As lembranças são permeadas de cores, cheiros, gostos, pequenos
detalhes fincados na memória, cravados no coração.
A minha cruz é pesada de adornos. O calvário é eterno. Cada dia a via crucis se apresenta. Caminhos
estreitos, tortuosos e cheios de pedras. Ela segue a frente e eu a acompanho
feliz e triste porque posso senti-la, sem jamais alcançá-la. Posso vê-la e
ouvi-la, sem jamais tê-la.
A cruz está pregada as costas e a coroa a cabeça.
Cada riso seu que ouço, cada sorriso que vejo, cada lágrima
que provoquei ou não pude evitar perfuram e laceram a alma.
E ela corre pelos meus delírios e recordações.
A minha angustia é eterna ausência. A certeza do que foi
e do que poderia ter sido e jamais será.
É a falta que ela me faz é a miserável impotência dos sentidos e da razão.

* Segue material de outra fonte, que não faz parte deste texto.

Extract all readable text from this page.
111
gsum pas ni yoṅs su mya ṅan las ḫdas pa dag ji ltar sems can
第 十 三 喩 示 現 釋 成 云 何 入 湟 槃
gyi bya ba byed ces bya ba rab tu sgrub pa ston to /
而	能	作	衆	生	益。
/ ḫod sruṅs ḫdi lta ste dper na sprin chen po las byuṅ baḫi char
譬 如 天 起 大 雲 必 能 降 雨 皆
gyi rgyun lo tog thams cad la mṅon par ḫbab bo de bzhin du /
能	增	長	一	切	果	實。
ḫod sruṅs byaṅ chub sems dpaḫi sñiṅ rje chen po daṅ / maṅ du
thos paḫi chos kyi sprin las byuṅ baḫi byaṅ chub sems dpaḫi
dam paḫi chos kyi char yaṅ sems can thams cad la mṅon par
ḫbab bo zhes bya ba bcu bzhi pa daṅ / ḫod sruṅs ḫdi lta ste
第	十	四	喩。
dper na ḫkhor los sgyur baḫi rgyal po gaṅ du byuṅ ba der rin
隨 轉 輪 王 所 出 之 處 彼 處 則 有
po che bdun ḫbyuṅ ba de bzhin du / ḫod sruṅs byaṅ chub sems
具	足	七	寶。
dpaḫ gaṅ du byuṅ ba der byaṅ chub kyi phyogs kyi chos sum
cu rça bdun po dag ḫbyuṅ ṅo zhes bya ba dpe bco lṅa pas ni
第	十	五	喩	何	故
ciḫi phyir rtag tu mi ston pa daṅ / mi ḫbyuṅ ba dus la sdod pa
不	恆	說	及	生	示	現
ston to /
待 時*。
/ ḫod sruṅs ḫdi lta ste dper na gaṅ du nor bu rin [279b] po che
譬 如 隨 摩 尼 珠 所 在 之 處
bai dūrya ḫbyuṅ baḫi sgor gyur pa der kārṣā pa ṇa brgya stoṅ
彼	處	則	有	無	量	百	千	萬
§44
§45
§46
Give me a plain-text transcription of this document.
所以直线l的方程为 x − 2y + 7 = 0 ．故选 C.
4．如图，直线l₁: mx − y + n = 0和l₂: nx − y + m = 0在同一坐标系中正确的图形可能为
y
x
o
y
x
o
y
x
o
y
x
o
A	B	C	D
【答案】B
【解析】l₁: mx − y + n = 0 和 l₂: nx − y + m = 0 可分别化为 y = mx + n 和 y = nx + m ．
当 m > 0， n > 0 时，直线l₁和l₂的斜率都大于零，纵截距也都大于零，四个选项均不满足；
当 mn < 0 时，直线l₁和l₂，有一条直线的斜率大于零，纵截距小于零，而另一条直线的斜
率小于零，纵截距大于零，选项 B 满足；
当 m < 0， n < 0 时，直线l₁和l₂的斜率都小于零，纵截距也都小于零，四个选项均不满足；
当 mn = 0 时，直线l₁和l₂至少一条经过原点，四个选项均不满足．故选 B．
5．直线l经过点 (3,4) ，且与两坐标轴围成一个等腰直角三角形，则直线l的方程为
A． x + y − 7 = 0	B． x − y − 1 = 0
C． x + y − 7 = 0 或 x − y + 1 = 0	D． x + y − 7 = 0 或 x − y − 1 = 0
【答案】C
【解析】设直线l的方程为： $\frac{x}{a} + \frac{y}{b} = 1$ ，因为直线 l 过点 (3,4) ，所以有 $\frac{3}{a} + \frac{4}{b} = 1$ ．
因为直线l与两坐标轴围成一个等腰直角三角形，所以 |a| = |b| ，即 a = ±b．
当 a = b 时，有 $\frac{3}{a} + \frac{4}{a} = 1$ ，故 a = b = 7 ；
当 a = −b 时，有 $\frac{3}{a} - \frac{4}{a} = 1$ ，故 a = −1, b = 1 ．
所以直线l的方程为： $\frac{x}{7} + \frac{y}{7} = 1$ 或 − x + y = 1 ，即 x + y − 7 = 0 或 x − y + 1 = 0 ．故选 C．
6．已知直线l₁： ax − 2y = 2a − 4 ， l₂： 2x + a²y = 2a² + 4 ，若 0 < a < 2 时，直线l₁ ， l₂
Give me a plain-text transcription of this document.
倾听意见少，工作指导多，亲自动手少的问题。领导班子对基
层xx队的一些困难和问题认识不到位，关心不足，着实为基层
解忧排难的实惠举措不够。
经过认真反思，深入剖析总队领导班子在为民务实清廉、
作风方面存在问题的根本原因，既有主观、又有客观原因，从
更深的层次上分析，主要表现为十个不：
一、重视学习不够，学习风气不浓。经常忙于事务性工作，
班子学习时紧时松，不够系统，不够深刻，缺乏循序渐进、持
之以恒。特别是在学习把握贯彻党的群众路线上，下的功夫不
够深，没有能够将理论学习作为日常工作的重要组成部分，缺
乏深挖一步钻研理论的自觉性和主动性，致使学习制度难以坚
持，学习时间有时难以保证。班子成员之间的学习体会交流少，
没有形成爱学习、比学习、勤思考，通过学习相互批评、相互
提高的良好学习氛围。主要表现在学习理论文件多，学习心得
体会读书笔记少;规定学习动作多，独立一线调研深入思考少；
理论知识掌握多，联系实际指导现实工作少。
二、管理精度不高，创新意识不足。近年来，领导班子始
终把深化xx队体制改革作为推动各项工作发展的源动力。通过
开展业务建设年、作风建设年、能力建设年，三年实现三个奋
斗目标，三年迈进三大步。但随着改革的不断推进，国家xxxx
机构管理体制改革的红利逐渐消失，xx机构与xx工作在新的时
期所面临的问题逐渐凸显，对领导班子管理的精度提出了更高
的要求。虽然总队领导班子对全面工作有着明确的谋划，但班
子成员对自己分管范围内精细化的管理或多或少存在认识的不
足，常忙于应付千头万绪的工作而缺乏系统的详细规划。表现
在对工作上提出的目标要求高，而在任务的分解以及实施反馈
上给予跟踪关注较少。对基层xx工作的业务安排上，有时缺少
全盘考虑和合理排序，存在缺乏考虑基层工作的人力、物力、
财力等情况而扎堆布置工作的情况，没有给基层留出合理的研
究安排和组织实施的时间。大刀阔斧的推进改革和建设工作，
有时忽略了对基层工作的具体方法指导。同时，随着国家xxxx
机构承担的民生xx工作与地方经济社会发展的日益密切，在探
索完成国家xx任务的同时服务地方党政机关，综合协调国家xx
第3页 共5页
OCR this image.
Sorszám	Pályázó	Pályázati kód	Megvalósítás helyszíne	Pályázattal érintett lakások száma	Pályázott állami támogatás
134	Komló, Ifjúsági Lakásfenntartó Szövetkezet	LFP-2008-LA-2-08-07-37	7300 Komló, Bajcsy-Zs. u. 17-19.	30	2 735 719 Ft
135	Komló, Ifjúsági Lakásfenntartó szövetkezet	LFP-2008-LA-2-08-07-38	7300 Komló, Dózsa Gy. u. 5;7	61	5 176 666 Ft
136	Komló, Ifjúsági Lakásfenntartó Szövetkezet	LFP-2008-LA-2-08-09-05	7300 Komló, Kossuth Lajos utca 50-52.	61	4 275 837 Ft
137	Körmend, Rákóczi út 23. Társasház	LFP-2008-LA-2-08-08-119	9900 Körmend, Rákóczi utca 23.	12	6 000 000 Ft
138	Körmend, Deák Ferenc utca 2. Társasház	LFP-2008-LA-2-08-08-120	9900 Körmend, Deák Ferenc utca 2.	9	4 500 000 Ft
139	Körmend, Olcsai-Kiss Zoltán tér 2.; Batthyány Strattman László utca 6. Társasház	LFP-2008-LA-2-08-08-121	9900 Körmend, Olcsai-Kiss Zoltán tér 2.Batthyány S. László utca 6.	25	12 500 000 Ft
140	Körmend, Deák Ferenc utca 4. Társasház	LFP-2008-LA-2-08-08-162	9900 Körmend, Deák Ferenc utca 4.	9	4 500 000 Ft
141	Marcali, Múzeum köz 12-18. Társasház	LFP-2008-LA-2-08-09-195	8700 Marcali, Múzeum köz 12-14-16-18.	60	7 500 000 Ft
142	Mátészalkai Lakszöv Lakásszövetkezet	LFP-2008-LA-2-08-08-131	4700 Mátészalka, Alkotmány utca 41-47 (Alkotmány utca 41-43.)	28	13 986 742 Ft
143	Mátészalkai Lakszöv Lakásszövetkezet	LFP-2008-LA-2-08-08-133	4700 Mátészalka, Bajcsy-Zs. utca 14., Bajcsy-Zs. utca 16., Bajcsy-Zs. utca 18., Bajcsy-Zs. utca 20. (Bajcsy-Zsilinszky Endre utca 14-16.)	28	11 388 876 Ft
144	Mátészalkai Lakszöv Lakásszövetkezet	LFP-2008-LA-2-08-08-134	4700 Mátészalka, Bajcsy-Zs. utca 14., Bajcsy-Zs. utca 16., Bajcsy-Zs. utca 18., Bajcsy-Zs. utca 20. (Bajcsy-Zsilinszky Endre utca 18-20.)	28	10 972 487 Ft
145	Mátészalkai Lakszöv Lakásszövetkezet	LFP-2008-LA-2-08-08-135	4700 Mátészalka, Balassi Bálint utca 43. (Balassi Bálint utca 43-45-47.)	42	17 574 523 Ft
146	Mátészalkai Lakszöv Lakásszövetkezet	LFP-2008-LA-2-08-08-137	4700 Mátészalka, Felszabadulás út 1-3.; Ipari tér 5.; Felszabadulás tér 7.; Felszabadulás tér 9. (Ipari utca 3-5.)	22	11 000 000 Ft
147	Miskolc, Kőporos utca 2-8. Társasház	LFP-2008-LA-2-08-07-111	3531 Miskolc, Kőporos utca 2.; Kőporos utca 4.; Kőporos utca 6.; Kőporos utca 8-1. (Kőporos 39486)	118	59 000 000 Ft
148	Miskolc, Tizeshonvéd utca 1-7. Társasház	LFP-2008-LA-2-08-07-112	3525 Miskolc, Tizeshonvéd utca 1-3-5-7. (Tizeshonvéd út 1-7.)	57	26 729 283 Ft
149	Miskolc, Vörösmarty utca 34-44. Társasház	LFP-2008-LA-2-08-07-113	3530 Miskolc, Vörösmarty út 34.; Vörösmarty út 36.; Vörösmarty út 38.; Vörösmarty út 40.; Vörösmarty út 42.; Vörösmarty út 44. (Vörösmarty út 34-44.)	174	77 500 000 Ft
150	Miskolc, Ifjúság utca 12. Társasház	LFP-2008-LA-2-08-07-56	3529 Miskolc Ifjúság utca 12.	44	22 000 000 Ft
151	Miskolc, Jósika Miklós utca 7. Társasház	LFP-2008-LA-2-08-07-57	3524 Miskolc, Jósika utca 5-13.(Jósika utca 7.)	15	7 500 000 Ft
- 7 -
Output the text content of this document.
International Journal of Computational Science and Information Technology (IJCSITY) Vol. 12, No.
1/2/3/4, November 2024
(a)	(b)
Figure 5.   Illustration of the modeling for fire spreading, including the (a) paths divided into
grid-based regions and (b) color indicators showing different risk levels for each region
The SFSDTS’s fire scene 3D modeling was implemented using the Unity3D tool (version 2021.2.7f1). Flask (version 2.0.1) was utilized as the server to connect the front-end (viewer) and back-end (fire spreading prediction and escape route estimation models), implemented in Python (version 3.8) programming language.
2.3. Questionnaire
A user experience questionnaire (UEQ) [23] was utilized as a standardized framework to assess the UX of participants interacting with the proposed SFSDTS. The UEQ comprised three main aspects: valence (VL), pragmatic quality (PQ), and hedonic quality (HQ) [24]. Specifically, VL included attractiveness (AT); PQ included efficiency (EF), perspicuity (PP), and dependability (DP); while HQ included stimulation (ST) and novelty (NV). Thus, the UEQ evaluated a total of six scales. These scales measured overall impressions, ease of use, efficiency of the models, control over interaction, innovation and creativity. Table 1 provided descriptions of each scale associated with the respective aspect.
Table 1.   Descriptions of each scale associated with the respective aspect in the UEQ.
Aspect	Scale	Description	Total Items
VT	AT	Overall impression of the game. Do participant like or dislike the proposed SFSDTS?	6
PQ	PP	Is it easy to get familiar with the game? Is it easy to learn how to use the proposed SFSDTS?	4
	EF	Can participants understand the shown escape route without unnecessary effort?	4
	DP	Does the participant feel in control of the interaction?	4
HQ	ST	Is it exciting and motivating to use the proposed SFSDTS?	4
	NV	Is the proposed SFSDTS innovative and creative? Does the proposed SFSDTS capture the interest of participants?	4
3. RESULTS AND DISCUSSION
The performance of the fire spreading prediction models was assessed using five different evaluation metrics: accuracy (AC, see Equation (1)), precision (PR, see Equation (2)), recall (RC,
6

É o peito vazio e os olhos carregados. É a inocência feliz. A
lucidez sombria. A dolorosa verdade do tempo que é. A implacável certeza do que
foi. Se foi.... Me vou.... Todo dia. Cada dia
renovam-se os sonhos, as ilusões, as fantasias porque a razão é certeza e a verdade
é única. Minha memória é como um fantasma, sorrateiro que vem das profundezas
das sombras. Como um anjo sinistro que me vê e ignora. Que me ouve e nada diz,
nem me questiona ou escuta. E me contempla como um nada que apenas existe impotente diante das verdades eternas insondáveis e inexoráveis. Ele não se compadece e
nem se regozija. É indiferente à minha insignificância e miséria. O mal basta por si só. O homem basta-se a si
mesmo. A consciência é uma fatalidade - onipresente, onisciente, onipotente. É e existe. Estou só no caminho, apenas
ouço e sigo. Sei que logo ela vem rica e plena de inocência, alegria, luz e
alegorias. Nesse longo vácuo sustentado pela memória encontram-se as lágrimas,
o desprezo, o escárnio e o tormento da vida fútil, permeada de Sisífos e
Damôcles. O Estige é longo, escuro, frio e pesado. O dossel é um alivio que
acaricia a alma, o ultimo suspiro de um sonho que se é permitido contemplar sob as águas turvas.